Exactly, yes. And they are trapped in that crazy performance all the time.

Kraus:

I want to go back to this question of the how. I’m still curious – before you started writing at all, you must have thought a lot about how it was going to be.

Debré:

Yes, well, it had to fit with my taste in literature, but it also to coincide with this idea of coming out – I am a late bloomer. Suddenly I was forty-something, and I had this incredible feeling that I could catch things, that life was there to be caught. When I realised that, I felt that this was how I wanted to write: frankly. But, of course, before that moment I had read lots of books, and I do love Proust, but I like it when things are said directly. When you lay everything down on the table. For example, in the book, the supermarket sex is described exactly as it happens, not as a performance, or a narrative detached from the bare facts. I think one purpose of books is to express the beauty we experience, but not in general terms, not in a ‘blue sky’ way, but in our time, in the here and now.

Kraus:

You write about casual sex in a direct and matter-of-fact way. The narrator says: ‘I like sex in the same way I like looking at people in the street . . . the feeling of being so close and yet so distant,’ and then, ‘I often say no and sometimes say yes. It doesn’t really have anything to do with sex, let alone love. I’m starting to realize I can have just about anyone.’ There’s a lot of writing about casual sex described in an artfully casual way, but it still seems shocking when a woman does it, and especially a lesbian. Is this something you felt yourself pushing against?

Debré:

It’s interesting because as I was accused of being something – I don’t know what exactly, but something bad – I realised that there was also a very conventional way of being a lesbian. I wondered why and I wanted to write about other ways of being. I realise I am now mixing the book and my life, which is something I hate to do. But I felt that I was being accused of something and I thought that the book might become, if not the truth, then an explanation of what was going on. I felt like I was being told that I was not in my place; that I was not where I should be. Not only was I a lesbian but I was also choosing to prioritise writing over earning money.
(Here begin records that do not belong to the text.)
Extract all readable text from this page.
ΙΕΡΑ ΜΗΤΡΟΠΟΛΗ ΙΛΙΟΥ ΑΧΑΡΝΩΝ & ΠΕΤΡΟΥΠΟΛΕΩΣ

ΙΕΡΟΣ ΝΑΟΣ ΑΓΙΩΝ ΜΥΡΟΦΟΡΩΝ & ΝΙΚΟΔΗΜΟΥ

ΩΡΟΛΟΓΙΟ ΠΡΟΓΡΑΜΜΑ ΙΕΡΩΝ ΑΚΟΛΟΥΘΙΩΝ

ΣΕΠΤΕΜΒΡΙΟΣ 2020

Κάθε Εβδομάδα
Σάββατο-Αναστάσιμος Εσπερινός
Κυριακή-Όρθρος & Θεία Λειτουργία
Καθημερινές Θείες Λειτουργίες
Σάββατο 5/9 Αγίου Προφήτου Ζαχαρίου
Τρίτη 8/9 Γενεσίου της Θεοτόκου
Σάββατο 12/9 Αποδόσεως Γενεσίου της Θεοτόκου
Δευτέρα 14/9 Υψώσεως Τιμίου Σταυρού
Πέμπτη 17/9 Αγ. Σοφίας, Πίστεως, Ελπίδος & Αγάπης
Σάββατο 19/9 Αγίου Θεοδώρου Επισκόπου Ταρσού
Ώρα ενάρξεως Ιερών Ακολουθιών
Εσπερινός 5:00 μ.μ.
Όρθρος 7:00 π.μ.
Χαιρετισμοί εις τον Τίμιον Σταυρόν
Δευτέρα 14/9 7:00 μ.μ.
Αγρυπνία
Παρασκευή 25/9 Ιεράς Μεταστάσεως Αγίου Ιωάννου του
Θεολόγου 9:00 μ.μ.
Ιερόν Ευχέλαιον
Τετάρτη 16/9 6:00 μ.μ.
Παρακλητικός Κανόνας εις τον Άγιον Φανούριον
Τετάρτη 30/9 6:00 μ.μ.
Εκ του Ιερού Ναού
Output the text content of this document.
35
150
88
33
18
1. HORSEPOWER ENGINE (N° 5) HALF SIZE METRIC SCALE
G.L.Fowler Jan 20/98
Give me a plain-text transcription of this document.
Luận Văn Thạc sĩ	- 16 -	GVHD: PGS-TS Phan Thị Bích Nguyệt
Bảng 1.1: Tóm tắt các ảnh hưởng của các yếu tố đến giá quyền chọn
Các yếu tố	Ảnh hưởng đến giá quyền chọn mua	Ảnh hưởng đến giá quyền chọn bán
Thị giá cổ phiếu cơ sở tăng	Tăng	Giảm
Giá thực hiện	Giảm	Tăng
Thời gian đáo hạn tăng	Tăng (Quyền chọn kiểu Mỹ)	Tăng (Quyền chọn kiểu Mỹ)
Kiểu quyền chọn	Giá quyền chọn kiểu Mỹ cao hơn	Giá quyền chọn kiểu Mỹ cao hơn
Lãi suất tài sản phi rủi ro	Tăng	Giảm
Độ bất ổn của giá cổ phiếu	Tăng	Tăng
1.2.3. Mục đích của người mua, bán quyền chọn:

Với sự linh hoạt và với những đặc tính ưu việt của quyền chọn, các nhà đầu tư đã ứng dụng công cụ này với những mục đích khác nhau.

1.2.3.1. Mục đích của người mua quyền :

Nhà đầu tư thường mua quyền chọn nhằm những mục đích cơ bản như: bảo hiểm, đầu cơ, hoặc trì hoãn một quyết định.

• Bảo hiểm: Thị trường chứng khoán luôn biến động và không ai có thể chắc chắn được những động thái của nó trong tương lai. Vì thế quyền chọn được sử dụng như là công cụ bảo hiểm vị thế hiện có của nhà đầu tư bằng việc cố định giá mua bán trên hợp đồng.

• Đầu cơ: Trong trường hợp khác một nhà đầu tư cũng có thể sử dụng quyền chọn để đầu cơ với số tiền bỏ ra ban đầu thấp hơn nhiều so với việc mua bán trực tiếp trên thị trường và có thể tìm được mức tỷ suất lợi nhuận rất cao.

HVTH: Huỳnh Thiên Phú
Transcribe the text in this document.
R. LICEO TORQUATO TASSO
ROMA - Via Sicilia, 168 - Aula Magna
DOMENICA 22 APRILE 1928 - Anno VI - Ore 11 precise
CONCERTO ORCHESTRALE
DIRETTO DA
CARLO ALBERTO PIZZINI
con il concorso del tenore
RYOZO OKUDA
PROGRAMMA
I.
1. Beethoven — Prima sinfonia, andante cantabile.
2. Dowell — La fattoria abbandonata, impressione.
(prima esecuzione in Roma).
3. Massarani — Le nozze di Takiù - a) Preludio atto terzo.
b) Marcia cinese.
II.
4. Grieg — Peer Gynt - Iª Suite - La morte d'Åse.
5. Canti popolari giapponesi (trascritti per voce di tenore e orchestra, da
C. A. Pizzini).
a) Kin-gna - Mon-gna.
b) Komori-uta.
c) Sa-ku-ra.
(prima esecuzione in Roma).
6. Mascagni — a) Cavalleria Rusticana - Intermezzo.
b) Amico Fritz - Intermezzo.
And then on top of that I was choosing to have physical and sexual relationships outside of the couple form. These were the ideas I was pushing against and this is what I tried to show in the book. It became a way of being even more of what they didn’t want me to be.

Kraus:

People here have found your book very polarising, which to me is the best thing. Some love the book because it feels like the most honest and important thing they’ve read in years, shattering all kinds of silences. Others say they find it ‘too macho’ and ‘divisive.’ Did the same thing happen when the book published in France?

Debré:

Yes, kind of, but the negative critics were a bit too silent for my taste. I think it’s great to have this opposition. That’s what you hope for when you write this way – if everyone just said it was OK, maybe I should do it again.

Kraus:

If everyone likes it too much, it’s bad.

Debré:

Exactly.

Kraus:

OK, last question. You’ve been on a residency this year at Villa Albertine in New York, trying to figure out if there’s still a counterculture in the US, and to understand what’s now considered reactionary and progressive. What have you found?

Debré:

I wouldn’t pretend to have the slightest answer to that. Though I do feel, for instance that meeting you, being with you, there probably is an avant-garde movement in the US, which I don’t see as much of anymore in France. And that’s probably why we French writers have been influenced by American countercultural writing and avant-garde literature. I know that my books wouldn’t exist without that American tradition that’s for sure.


Love Me Tender by Constance Debré, translated from the French by Holly James, is published by Tuskar Rock Press (UK) and Semiotext(e) / Native Agents (US).